A aventura de planejar
Luciana Esmeralda Ostetto, professora da Faculdade de Educação da Universidade
Federal Fluminense (UFF), onde leciona no curso de Pedagogia e no mestrado em
Educação, tem assumido o campo da educação infantil como foco e compromisso,
sobretudo discutindo a prática pedagógica e as relações da arte com a infância e a
formação de professores. “No momento, estou pesquisando sobre a documentação
pedagógica na educação infantil. Há dois anos coordeno um projeto de extensão com os
profissionais da Unidade Municipal de Educação Infantil Rosalda Paim, em Niterói (RJ)”,
conta.
Na UFF, também realiza o projeto de extensão Danças Circulares dos Povos, que foi tema
de sua tese de doutorado na Unicamp e tem como pressuposto a necessidade de cultivar
espaços sensíveis. “É o que chamo de ser da poesia — aquela porção brincante, criadora,
tantas vezes encoberta por camadas de rigidez conceitual”, explica. 
Leia, a seguir, os principais trechos da entrevista realizada por e-mail com a educadora.
 

Como a senhora vê a relação entre o planejamento diário na educação infantil e a


proposta pedagógica da instituição?
Essa relação é essencial e decisiva para a qualidade dos fazeres cotidianos. É na definição da
proposta pedagógica, como um documento que sonha e organiza o trabalho coletivo, que
cada instituição de educação infantil afirma a intencionalidade da prática pedagógica, não
apenas explicitando fundamentos, objetivos e metas, mas apontando caminhos, prevendo
possibilidades de caminhar e construir o trabalho educativo com todos — considerando quem
já está na instituição e aqueles que chegarão para compor seu coletivo. Por sua vez, o
planejamento diário, do professor, marca a intencionalidade de um percurso educativo que
está sendo tecido com este ou aquele grupo específico de crianças. Se o projeto político
pedagógico, elaborado e assumido no/para/com o coletivo for um documento claro e
significativo, cujo conteúdo e forma realmente se apresentem como apoio à jornada
educativa, o professor poderá tomá-lo como base efetiva, como referência para compor seu
planejamento diário. Dito isso, estou afirmando que o planejamento diário do professor deve
refletir e traduzir a proposta pedagógica coletiva. 

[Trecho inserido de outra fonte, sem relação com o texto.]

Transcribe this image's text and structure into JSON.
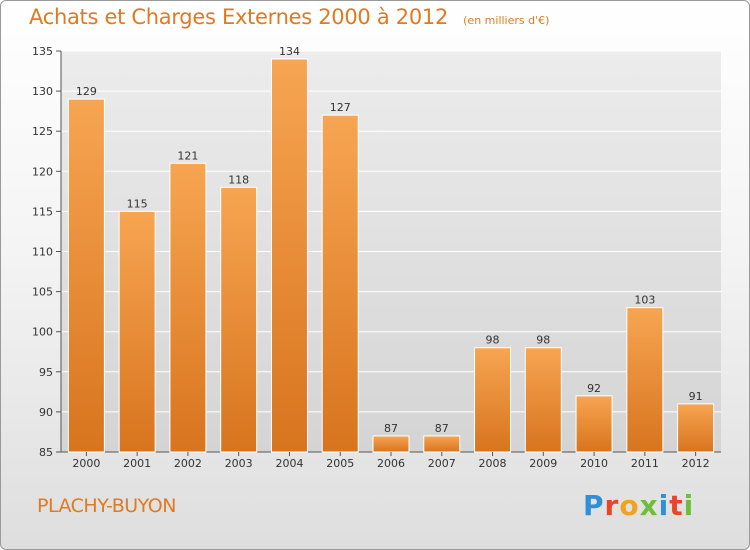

Como isso se concretiza na prática?


Vamos pensar: o trabalho pedagógico diz respeito a todos os momentos do cotidiano —
englobando também as ações que envolvem as necessidades vitais, o bem-estar das crianças
na sua inteireza (acolhida, higiene, alimentação, sono) —, o que demanda prever e organizar
também tempos, espaços, formas de realizar essas ações. Então, de onde viriam os
fundamentos e diretrizes para o planejamento que sustentam esse fazer? Evidentemente, da
proposta pedagógica, que é a carta de identidade da instituição. 

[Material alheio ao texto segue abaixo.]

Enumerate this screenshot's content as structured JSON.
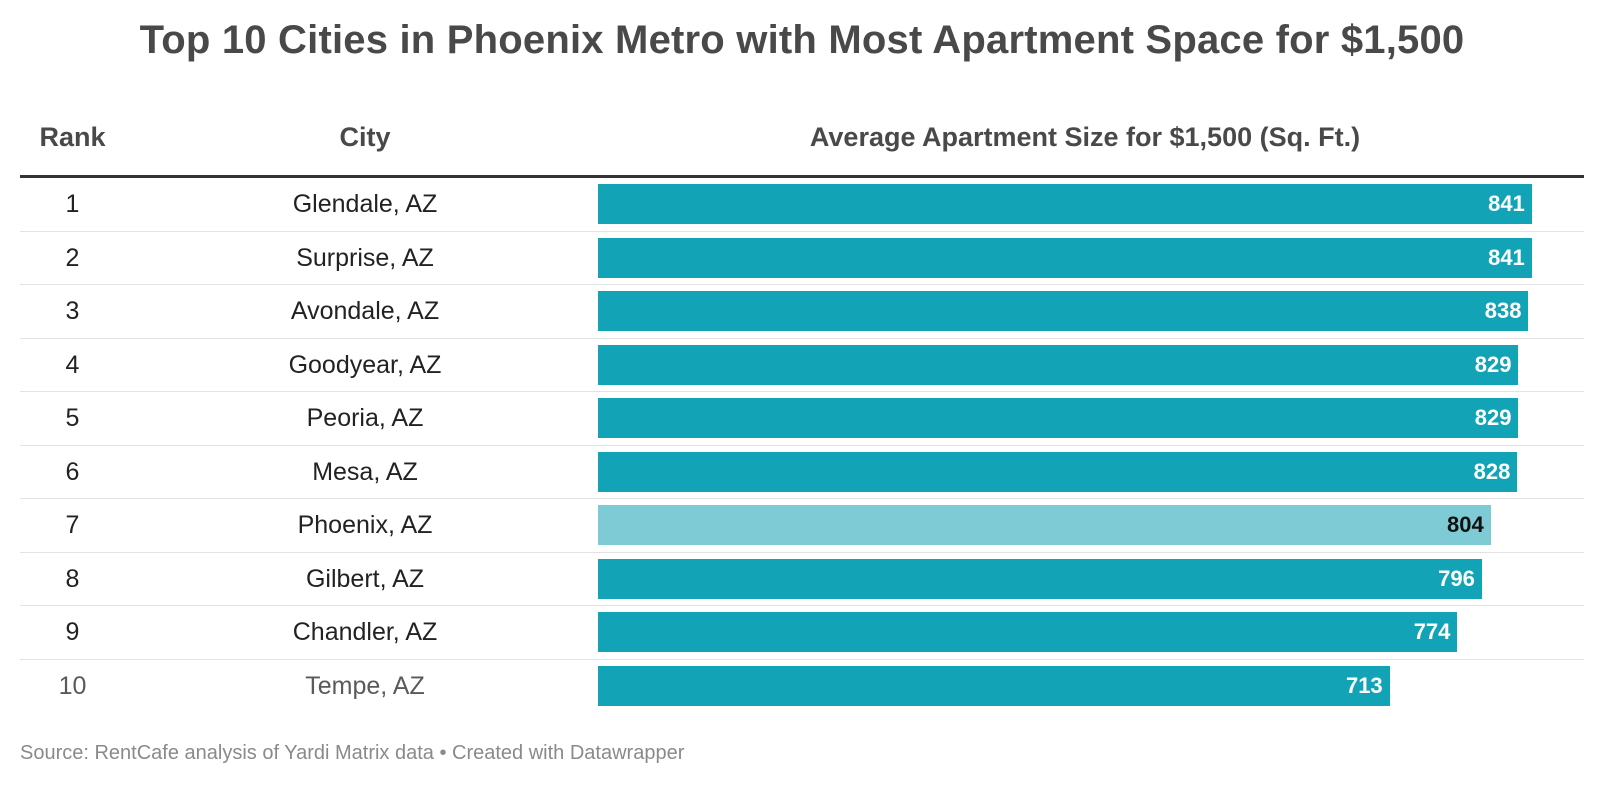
{
  "title": "Top 10 Cities in Phoenix Metro with Most Apartment Space for $1,500",
  "headers": {
    "rank": "Rank",
    "city": "City",
    "bar": "Average Apartment Size for $1,500 (Sq. Ft.)"
  },
  "source": "Source: RentCafe analysis of Yardi Matrix data • Created with Datawrapper",
  "colors": {
    "bar": "#12a4b6",
    "highlight": "#7ecbd5"
  },
  "chart_data": {
    "type": "bar",
    "title": "Top 10 Cities in Phoenix Metro with Most Apartment Space for $1,500",
    "xlabel": "Average Apartment Size for $1,500 (Sq. Ft.)",
    "ylabel": "City",
    "xlim": [
      0,
      870
    ],
    "ranks": [
      "1",
      "2",
      "3",
      "4",
      "5",
      "6",
      "7",
      "8",
      "9",
      "10"
    ],
    "categories": [
      "Glendale, AZ",
      "Surprise, AZ",
      "Avondale, AZ",
      "Goodyear, AZ",
      "Peoria, AZ",
      "Mesa, AZ",
      "Phoenix, AZ",
      "Gilbert, AZ",
      "Chandler, AZ",
      "Tempe, AZ"
    ],
    "values": [
      841,
      841,
      838,
      829,
      829,
      828,
      804,
      796,
      774,
      713
    ],
    "highlighted": "Phoenix, AZ"
  }
}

Essa relação é considerada pela maioria dos educadores infantis?


Infelizmente, a proposta pedagógica (que eu prefiro chamar de projeto político pedagógico —
PPP) tem sido tomada como formulação burocrática, destituída de significado. É muito
comum vermos a elaboração de um PPP apenas como obrigação, para cumprir as exigências
legais.

Significa que não há relação entre teoria e prática no planejamento?


Não raro, a teoria apregoada no PPP guarda uma distância infinita da prática efetivada. No
PPP aparece, por exemplo, um referencial teórico, com citações desse e daquele autor de
prestígio, mas, no cotidiano (talvez por ser interditado o processo de reflexão e
participação), os professores seguem outros caminhos, vivenciando o planejamento como
programação, e não como projeto que revela os conceitos definidos no PPP.

Em que consiste essa ideia de planejamento como programação?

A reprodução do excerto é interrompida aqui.